First of all, he stated that whoever refuses to marry remains without blessings, and that the ideal age of marriage is 18 but that it is better at the age of 13, however not before. And woe to him who marries only for money (p.150/1). 

The main benefits of marriage for men are: (I am translating the most important parts of the discussion):
1. God will take care of them, because of the friendship, peace and love that exist between the husband and wife.

2. Because he (the husband) will have someone to take good care of the house.
3. To avoid the sin of wasting semen. (Here, he mentions the case of a certain Rabbi who remained married , even though the wife was mean to him. The Rabbi stayed married, because she helped him avoid the greatest sin of wasting semen).
4. When he comes home from the store, he will find the meal prepared on the table, so he will have time to fulfill the divine commandments and he will be able to read for about an hour before going to sleep.
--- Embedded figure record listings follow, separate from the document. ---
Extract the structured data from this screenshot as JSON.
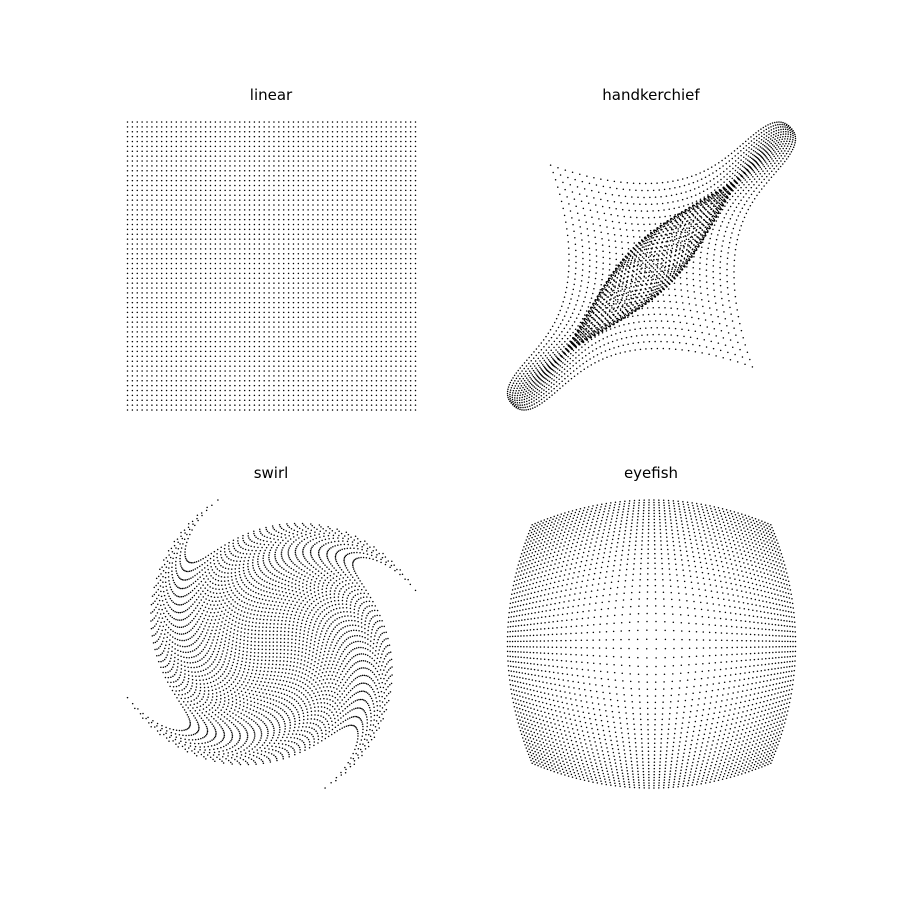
{
  "figure": {
    "background": "#ffffff",
    "marker_color": "#000000"
  },
  "chart_data": [
    {
      "type": "scatter",
      "title": "linear",
      "variation": "linear",
      "grid_points_per_side": 60,
      "x_range": [
        -1,
        1
      ],
      "y_range": [
        -1,
        1
      ],
      "axes_visible": false
    },
    {
      "type": "scatter",
      "title": "handkerchief",
      "variation": "handkerchief",
      "grid_points_per_side": 60,
      "x_range": [
        -1,
        1
      ],
      "y_range": [
        -1,
        1
      ],
      "axes_visible": false
    },
    {
      "type": "scatter",
      "title": "swirl",
      "variation": "swirl",
      "grid_points_per_side": 60,
      "x_range": [
        -1,
        1
      ],
      "y_range": [
        -1,
        1
      ],
      "axes_visible": false
    },
    {
      "type": "scatter",
      "title": "eyefish",
      "variation": "eyefish",
      "grid_points_per_side": 60,
      "x_range": [
        -1,
        1
      ],
      "y_range": [
        -1,
        1
      ],
      "axes_visible": false
    }
  ]
}
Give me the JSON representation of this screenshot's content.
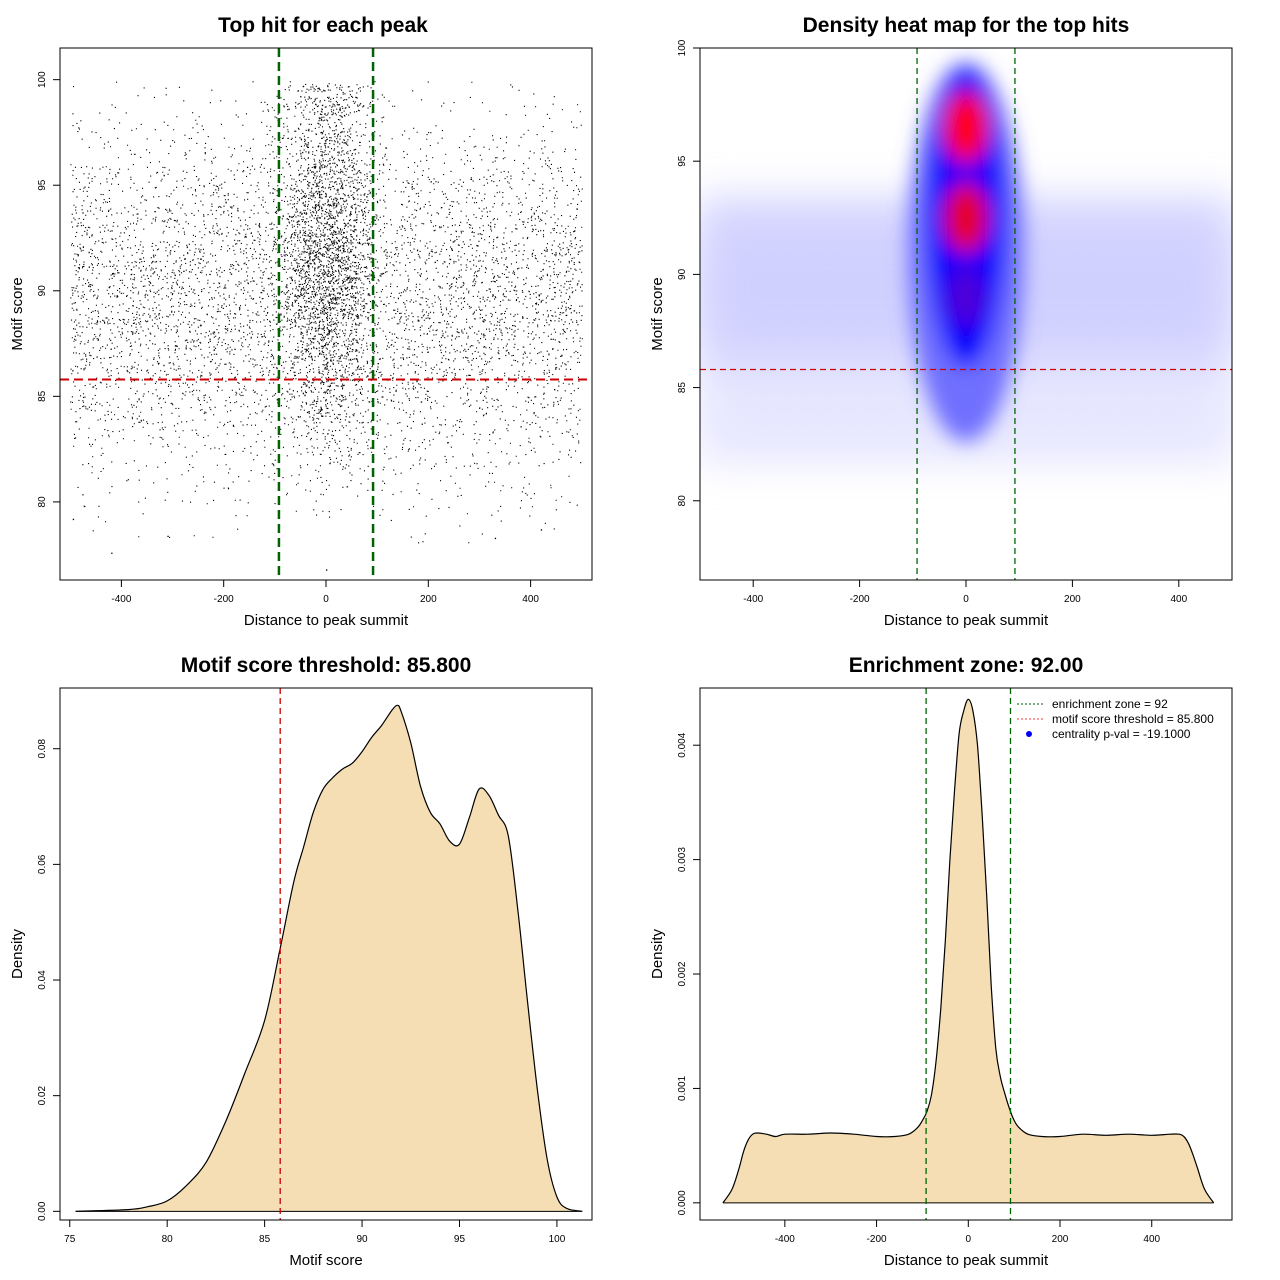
{
  "chart_data": [
    {
      "type": "scatter",
      "title": "Top hit for each peak",
      "xlabel": "Distance to peak summit",
      "ylabel": "Motif score",
      "xlim": [
        -520,
        520
      ],
      "ylim": [
        76.3,
        101.5
      ],
      "xticks": [
        -400,
        -200,
        0,
        200,
        400
      ],
      "yticks": [
        80,
        85,
        90,
        95,
        100
      ],
      "vlines": {
        "values": [
          -92,
          92
        ],
        "color": "#006400",
        "style": "dashed"
      },
      "hline": {
        "value": 85.8,
        "color": "#cc0000",
        "style": "dashed"
      },
      "points_color": "#000000",
      "distribution": {
        "x_range": [
          -500,
          500
        ],
        "y_range": [
          78,
          100
        ],
        "central_cluster": {
          "x_center": 0,
          "x_sd": 45,
          "y_center": 92,
          "y_sd": 4.5
        }
      }
    },
    {
      "type": "heatmap",
      "title": "Density heat map for the top hits",
      "xlabel": "Distance to peak summit",
      "ylabel": "Motif score",
      "xlim": [
        -500,
        500
      ],
      "ylim": [
        76.5,
        100
      ],
      "xticks": [
        -400,
        -200,
        0,
        200,
        400
      ],
      "yticks": [
        80,
        85,
        90,
        95,
        100
      ],
      "colors": [
        "#ffffff",
        "#0000ff",
        "#ff0000"
      ],
      "vlines": {
        "values": [
          -92,
          92
        ],
        "color": "#006400",
        "style": "dashed"
      },
      "hline": {
        "value": 85.8,
        "color": "#cc0000",
        "style": "dashed"
      },
      "hotspots": [
        {
          "x": 0,
          "y": 96.5,
          "intensity": 1.0
        },
        {
          "x": 0,
          "y": 92.5,
          "intensity": 0.9
        },
        {
          "x": 0,
          "y": 89,
          "intensity": 0.6
        }
      ]
    },
    {
      "type": "area",
      "title": "Motif score threshold: 85.800",
      "xlabel": "Motif score",
      "ylabel": "Density",
      "xlim": [
        74.5,
        101.8
      ],
      "ylim": [
        -0.0015,
        0.0905
      ],
      "xticks": [
        75,
        80,
        85,
        90,
        95,
        100
      ],
      "yticks": [
        0.0,
        0.02,
        0.04,
        0.06,
        0.08
      ],
      "ytick_labels": [
        "0.00",
        "0.02",
        "0.04",
        "0.06",
        "0.08"
      ],
      "fill_color": "#f5deb3",
      "vline": {
        "value": 85.8,
        "color": "#cc0000",
        "style": "dashed"
      },
      "x": [
        75.3,
        78,
        79,
        80,
        81,
        82,
        83,
        84,
        85,
        85.8,
        86.5,
        87,
        87.5,
        88,
        88.5,
        89,
        89.5,
        90,
        90.5,
        91,
        91.5,
        91.8,
        92,
        92.5,
        93,
        93.5,
        94,
        94.5,
        95,
        95.5,
        96,
        96.5,
        97,
        97.5,
        98,
        98.5,
        99,
        99.5,
        100,
        100.5,
        101.3
      ],
      "y": [
        0,
        0.0003,
        0.0008,
        0.0018,
        0.0045,
        0.0085,
        0.0155,
        0.024,
        0.033,
        0.0455,
        0.057,
        0.063,
        0.069,
        0.073,
        0.075,
        0.0765,
        0.0775,
        0.0795,
        0.082,
        0.084,
        0.0865,
        0.0875,
        0.0865,
        0.081,
        0.0735,
        0.069,
        0.067,
        0.064,
        0.0635,
        0.068,
        0.073,
        0.072,
        0.0685,
        0.065,
        0.052,
        0.036,
        0.021,
        0.009,
        0.0025,
        0.0005,
        0
      ]
    },
    {
      "type": "area",
      "title": "Enrichment zone: 92.00",
      "xlabel": "Distance to peak summit",
      "ylabel": "Density",
      "xlim": [
        -585,
        575
      ],
      "ylim": [
        -0.00015,
        0.0045
      ],
      "xticks": [
        -400,
        -200,
        0,
        200,
        400
      ],
      "yticks": [
        0.0,
        0.001,
        0.002,
        0.003,
        0.004
      ],
      "ytick_labels": [
        "0.000",
        "0.001",
        "0.002",
        "0.003",
        "0.004"
      ],
      "fill_color": "#f5deb3",
      "vlines": {
        "values": [
          -92,
          92
        ],
        "color": "#006400",
        "style": "dashed"
      },
      "x": [
        -535,
        -515,
        -500,
        -490,
        -480,
        -470,
        -460,
        -440,
        -420,
        -400,
        -350,
        -300,
        -250,
        -200,
        -160,
        -130,
        -110,
        -100,
        -90,
        -80,
        -70,
        -60,
        -50,
        -40,
        -30,
        -20,
        -10,
        0,
        10,
        20,
        30,
        40,
        50,
        60,
        70,
        80,
        90,
        100,
        110,
        130,
        160,
        200,
        250,
        300,
        350,
        400,
        440,
        460,
        470,
        480,
        490,
        500,
        515,
        535
      ],
      "y": [
        0,
        0.00012,
        0.0003,
        0.00045,
        0.00055,
        0.0006,
        0.00061,
        0.0006,
        0.00058,
        0.0006,
        0.0006,
        0.00061,
        0.0006,
        0.00058,
        0.00058,
        0.0006,
        0.00066,
        0.00072,
        0.0008,
        0.00095,
        0.00125,
        0.0017,
        0.0023,
        0.003,
        0.0036,
        0.0041,
        0.0043,
        0.0044,
        0.0043,
        0.004,
        0.0034,
        0.0027,
        0.0019,
        0.00135,
        0.0011,
        0.00095,
        0.00082,
        0.00072,
        0.00066,
        0.0006,
        0.00058,
        0.00058,
        0.0006,
        0.00059,
        0.0006,
        0.00059,
        0.0006,
        0.0006,
        0.00058,
        0.00052,
        0.00042,
        0.0003,
        0.00012,
        0
      ],
      "legend": {
        "position": "top-right",
        "entries": [
          {
            "label": "enrichment zone = 92",
            "symbol": "dotted-line",
            "color": "#006400"
          },
          {
            "label": "motif score threshold = 85.800",
            "symbol": "dotted-line",
            "color": "#ff3333"
          },
          {
            "label": "centrality p-val = -19.1000",
            "symbol": "point",
            "color": "#0000ff"
          }
        ]
      }
    }
  ]
}
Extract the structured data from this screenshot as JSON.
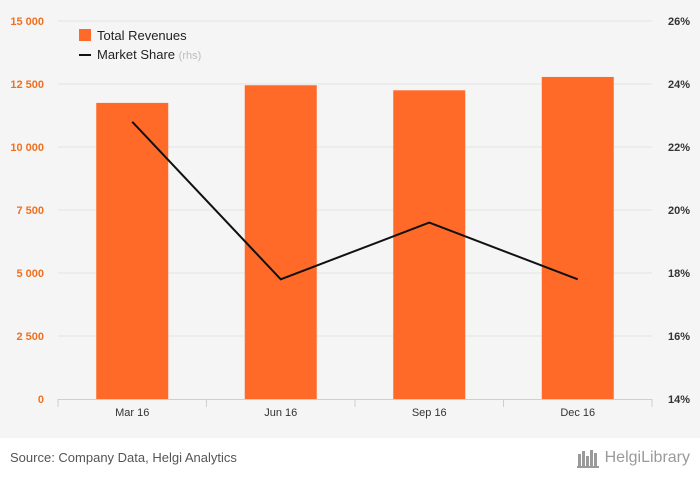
{
  "chart_data": {
    "type": "bar",
    "categories": [
      "Mar 16",
      "Jun 16",
      "Sep 16",
      "Dec 16"
    ],
    "series": [
      {
        "name": "Total Revenues",
        "type": "bar",
        "axis": "left",
        "values": [
          11750,
          12450,
          12250,
          12780
        ],
        "color": "#ff6a28"
      },
      {
        "name": "Market Share",
        "name_suffix": "(rhs)",
        "type": "line",
        "axis": "right",
        "values": [
          22.8,
          17.8,
          19.6,
          17.8
        ],
        "color": "#111111"
      }
    ],
    "y_left": {
      "min": 0,
      "max": 15000,
      "ticks": [
        0,
        2500,
        5000,
        7500,
        10000,
        12500,
        15000
      ],
      "tick_labels": [
        "0",
        "2 500",
        "5 000",
        "7 500",
        "10 000",
        "12 500",
        "15 000"
      ],
      "color": "#f07020"
    },
    "y_right": {
      "min": 14,
      "max": 26,
      "ticks": [
        14,
        16,
        18,
        20,
        22,
        24,
        26
      ],
      "tick_labels": [
        "14%",
        "16%",
        "18%",
        "20%",
        "22%",
        "24%",
        "26%"
      ]
    },
    "grid": true,
    "legend_position": "top-left"
  },
  "footer": {
    "source": "Source: Company Data, Helgi Analytics",
    "brand": "HelgiLibrary"
  }
}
For the peace and tranquility of the house, the author also recommends that "the man should play dumb when it comes to the management of the house by his wife, and he should rather pretend to be sleeping , instead of pointing out to his beloved one what is wrong by shouting or quarreling with her for every mistake she makes" (p.263). 

Obviously, most of Rabbi Culli's list  of benefits and suggestions are patriarchal in nature and do not apply to our time. However, for the sake of tranquility of the house, he is not totally mistaken when he suggests that, once in a while, the husband should state, "Whatever you say, honey!"